Pendant ce temps-là, celui qui commande envoie des partis à la guerre pour apprendre des nouvelles des ennemis, et continue de s’arranger et de régler ses gardes. On commence aussi à reconnaître la situation plus convenable pour asseoir les camps et les lignes quand l’armée sera arrivée ; et c’est à quoi les ingénieurs qu’on suppose devoir être arrivés aussitôt que le détachement, se doivent particulièrement appliquer. Quand ceux qui investissent ont quelques troupes d’infanterie avec eux, on les dispose par petites gardes sur les principales avenues de la place, soutenues par de plus grandes, que l’on poste derrière elles ; au défaut d’infanterie, on emploie des dragons.
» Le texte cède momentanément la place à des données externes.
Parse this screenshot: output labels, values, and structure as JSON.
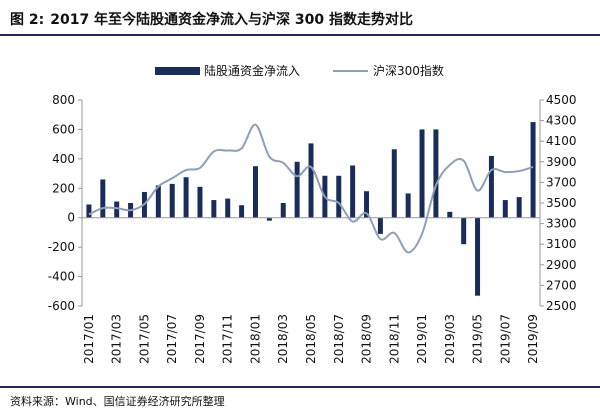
{
  "figure": {
    "label": "图 2:",
    "title": "2017 年至今陆股通资金净流入与沪深 300 指数走势对比"
  },
  "source_note": "资料来源：Wind、国信证券经济研究所整理",
  "colors": {
    "bar": "#1a2d5a",
    "line": "#8e9fb8",
    "axis": "#999999",
    "rule": "#1a2d5a"
  },
  "chart_data": {
    "type": "bar",
    "categories": [
      "2017/01",
      "2017/02",
      "2017/03",
      "2017/04",
      "2017/05",
      "2017/06",
      "2017/07",
      "2017/08",
      "2017/09",
      "2017/10",
      "2017/11",
      "2017/12",
      "2018/01",
      "2018/02",
      "2018/03",
      "2018/04",
      "2018/05",
      "2018/06",
      "2018/07",
      "2018/08",
      "2018/09",
      "2018/10",
      "2018/11",
      "2018/12",
      "2019/01",
      "2019/02",
      "2019/03",
      "2019/04",
      "2019/05",
      "2019/06",
      "2019/07",
      "2019/08",
      "2019/09"
    ],
    "x_tick_labels": [
      "2017/01",
      "2017/03",
      "2017/05",
      "2017/07",
      "2017/09",
      "2017/11",
      "2018/01",
      "2018/03",
      "2018/05",
      "2018/07",
      "2018/09",
      "2018/11",
      "2019/01",
      "2019/03",
      "2019/05",
      "2019/07",
      "2019/09"
    ],
    "series": [
      {
        "name": "陆股通资金净流入",
        "kind": "bar",
        "axis": "left",
        "values": [
          90,
          260,
          110,
          100,
          175,
          220,
          230,
          275,
          210,
          120,
          130,
          85,
          350,
          -20,
          100,
          380,
          505,
          285,
          285,
          355,
          180,
          -110,
          465,
          165,
          600,
          600,
          40,
          -180,
          -530,
          420,
          120,
          140,
          650
        ]
      },
      {
        "name": "沪深300指数",
        "kind": "line",
        "axis": "right",
        "values": [
          3390,
          3450,
          3450,
          3430,
          3490,
          3660,
          3740,
          3820,
          3840,
          4000,
          4010,
          4030,
          4260,
          3950,
          3890,
          3760,
          3850,
          3560,
          3500,
          3320,
          3400,
          3150,
          3210,
          3020,
          3200,
          3670,
          3870,
          3910,
          3620,
          3820,
          3800,
          3810,
          3850
        ]
      }
    ],
    "y_left": {
      "range": [
        -600,
        800
      ],
      "ticks": [
        -600,
        -400,
        -200,
        0,
        200,
        400,
        600,
        800
      ]
    },
    "y_right": {
      "range": [
        2500,
        4500
      ],
      "ticks": [
        2500,
        2700,
        2900,
        3100,
        3300,
        3500,
        3700,
        3900,
        4100,
        4300,
        4500
      ]
    },
    "legend_position": "top-center",
    "grid": false
  }
}
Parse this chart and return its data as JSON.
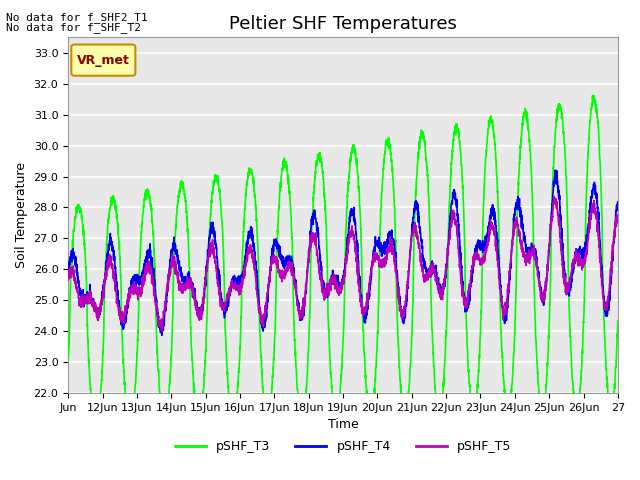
{
  "title": "Peltier SHF Temperatures",
  "xlabel": "Time",
  "ylabel": "Soil Temperature",
  "ylim": [
    22.0,
    33.5
  ],
  "yticks": [
    22.0,
    23.0,
    24.0,
    25.0,
    26.0,
    27.0,
    28.0,
    29.0,
    30.0,
    31.0,
    32.0,
    33.0
  ],
  "x_start": 11.0,
  "x_end": 27.0,
  "xtick_labels": [
    "Jun",
    "12Jun",
    "13Jun",
    "14Jun",
    "15Jun",
    "16Jun",
    "17Jun",
    "18Jun",
    "19Jun",
    "20Jun",
    "21Jun",
    "22Jun",
    "23Jun",
    "24Jun",
    "25Jun",
    "26Jun",
    "27"
  ],
  "xtick_positions": [
    11.0,
    12.0,
    13.0,
    14.0,
    15.0,
    16.0,
    17.0,
    18.0,
    19.0,
    20.0,
    21.0,
    22.0,
    23.0,
    24.0,
    25.0,
    26.0,
    27.0
  ],
  "series": {
    "pSHF_T3": {
      "color": "#00FF00",
      "linewidth": 1.2
    },
    "pSHF_T4": {
      "color": "#0000EE",
      "linewidth": 1.2
    },
    "pSHF_T5": {
      "color": "#BB00BB",
      "linewidth": 1.2
    }
  },
  "annotations": [
    "No data for f_SHF2_T1",
    "No data for f_SHF_T2"
  ],
  "legend_label": "VR_met",
  "legend_bg": "#FFFFAA",
  "legend_border": "#CC8800",
  "legend_text_color": "#880000",
  "bg_color": "#E8E8E8",
  "fig_bg": "#FFFFFF",
  "grid_color": "#FFFFFF",
  "title_fontsize": 13,
  "label_fontsize": 9,
  "tick_fontsize": 8
}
Dès le jour même que la place est investie, tout se met en mouvement, l’artillerie et sa suite ; les vivres et tous les caissons ; les paysans commandés, et les chariots ; enfin tout charge dans les places voisines, et se met en marche pour se rendre devant la place investie ; ce qui se fait à la diligence de l’intendant de l’armée qui a ses correspondances avec ceux des provinces voisines, et qui a fait les envois dans les pays voisins quelques jours avant l’investiture, et à celle du lieutenant-général de l’artillerie, qui de sa part tire les munitions de tous les magasins où il a fait ses amas : il emploie à cet effet les chevaux d’artillerie, et les chariots que l’intendant lui fait fournir ; le tout en conséquence des ordres du général, qui a, pour l’ordinaire, le commandement supérieur sur les provinces voisines, et à portée de la place dont il s’agit.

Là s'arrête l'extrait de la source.